Consistent with the finding in the Ref. [14], the ΔΔG predictions without extrapolation at the end states using both convergence methods were markedly improved over the linear extrapolation result, which is commonly understood by the nonlinear dV/dλ curves.

Improvement of AMBER TI predictions with ligand protonation state and tautomerization correction

In drug discovery, protonation states and tautomerization are easily overlooked. By using the commonly applied apparent pKa prediction tool ACD Labs/pKa DB, of which prediction algorithm [16, 17] is based on experimental data and is widely accepted as providing quality pKa predictions, we determined the protonation states of each ligand at pH = 7.4 (data are shown in Table 1). TI predictions of the relative binding affinities of charged ligand transformations are listed in Table S2. Generally, a thermodynamically stable tautomer is favored at equilibrium. Experimentally, ligand L51b is about 11 fold more potent than L51a, resulting in a −1.45 kcal/mol experimental ΔΔG, while the calculation suggested a +1.52 kcal/mol ΔΔG. Quantum Mechanics calculations indicated the tautomer state of ligand L51b is preferred. By considering the alternative tautomer of ligand L51b (referred as ligand L51bt), we found that the predicted relative binding affinity of L51bt to L51a was significantly improved and ΔΔG was now −1.17 kcal/mol. The rank was false predicted by using L51b structure, where 2.23 kcal/mol (3.73 kcal/mol by using ff99SB) was found by using neutral state of the inhibitors, and 1.52 kcal/mol in charged state; by using the L51bt structure, the ΔΔG_bind reduced to 0.16 kcal/mol in neutral state, and moved to −1.17 kcal/mol in charged state which captured the correct rank in a tolerated error.

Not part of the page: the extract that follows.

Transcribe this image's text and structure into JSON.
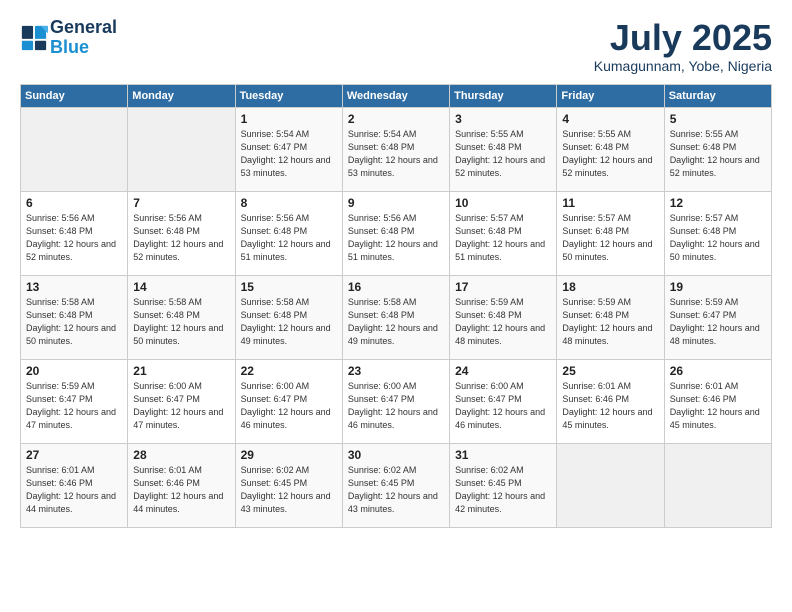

The effect on overall correlations of AMBER TI predicted relative binding affinities are shown in Table 2, demonstrating the importance of incorporating ligand state at pH = 7.4 and tautomerization correction. After correcting the ligand structures, the correlation R² of AMBER TI prediction was improved remarkably from 0.41 to 0.63 (up to 0.73 without linear extrapolation), and the root mean squared error (RMSE) was reduced to less than 1.0 kcal/-mol within the experimental error (shown in Fig. 1).

Schrödinger FEP prediction

By taking the Schrödinger FEP+ workflow using Desmond, we conducted the FEP calculations for the ligand transformations determined by the FEP Mapper tool. The uncorrected FEP-predicted relative binding affinities and cycle closure corrected energetics for the ligands in both neutral state and charged state are shown in Table S3. By fitting to the experimental results, a correlation coefficient R² of 0.38 was found for the neutral ligand pair transformations and 0.49 for the charged ligand pairs. Interestingly, the cycle closure correction contributed no improvement to the correlation.

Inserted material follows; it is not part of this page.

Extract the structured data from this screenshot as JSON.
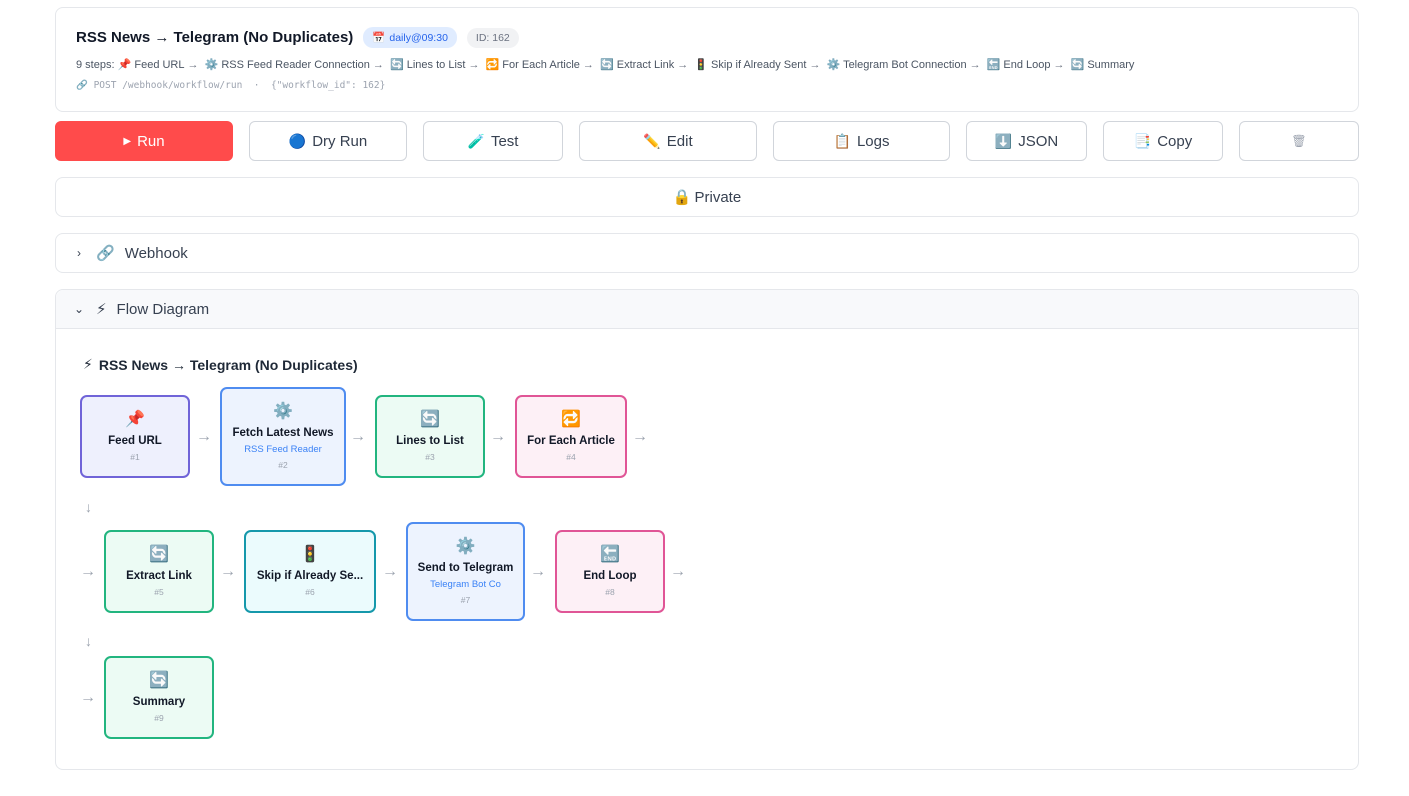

Comparison of Schrödinger FEP and AMBER TI workflows

By taking the same input structures, the calculation results by using Schrödinger FEP (corrected predictions) were highly correlated with the AMBER TI predictions (with linear extrapolation). They are almost equivalent with a correlation R² = 0.80, RMSE = 0.64 kcal/mol at neutral state, and R² = 0.96, RMSE = 0.30 kcal/mol when the charges and protonation states are corrected for all the ligands (the correlation of Amber TI and Schrödinger FEP are shown in Fig. 2).

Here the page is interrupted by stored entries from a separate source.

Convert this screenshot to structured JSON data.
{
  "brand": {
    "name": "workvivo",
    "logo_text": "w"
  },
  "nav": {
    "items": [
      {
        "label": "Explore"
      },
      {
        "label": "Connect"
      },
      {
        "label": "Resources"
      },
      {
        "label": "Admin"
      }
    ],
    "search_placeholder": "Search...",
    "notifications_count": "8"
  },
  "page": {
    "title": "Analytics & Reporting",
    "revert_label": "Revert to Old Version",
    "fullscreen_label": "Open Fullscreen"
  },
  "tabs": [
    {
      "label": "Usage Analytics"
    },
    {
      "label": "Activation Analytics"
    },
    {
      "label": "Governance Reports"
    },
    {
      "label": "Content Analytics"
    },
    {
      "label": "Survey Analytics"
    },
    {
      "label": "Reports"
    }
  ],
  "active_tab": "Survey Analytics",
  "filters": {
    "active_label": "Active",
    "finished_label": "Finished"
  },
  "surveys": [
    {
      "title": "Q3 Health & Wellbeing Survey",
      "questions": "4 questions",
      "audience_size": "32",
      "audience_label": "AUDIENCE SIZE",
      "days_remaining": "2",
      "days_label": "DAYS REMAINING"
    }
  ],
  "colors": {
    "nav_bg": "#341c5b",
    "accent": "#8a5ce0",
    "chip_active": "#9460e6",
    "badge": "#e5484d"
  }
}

The Schrödinger FEP and AMBER TI workflows are then comparable except for the speed: for the AMBER TI workflow, it takes approximately 1 week to perform one transformation with TI calculation on a state-of-the-art computer cluster using 64 CPU cores (16 cores/node) per λ window, but it only takes a day or less to complete one Schrödinger FEP calculation using 4 GPU cores per transformation. GPU supported AMBER TI module is in active development and is expected to be available in the AMBER16 release [30].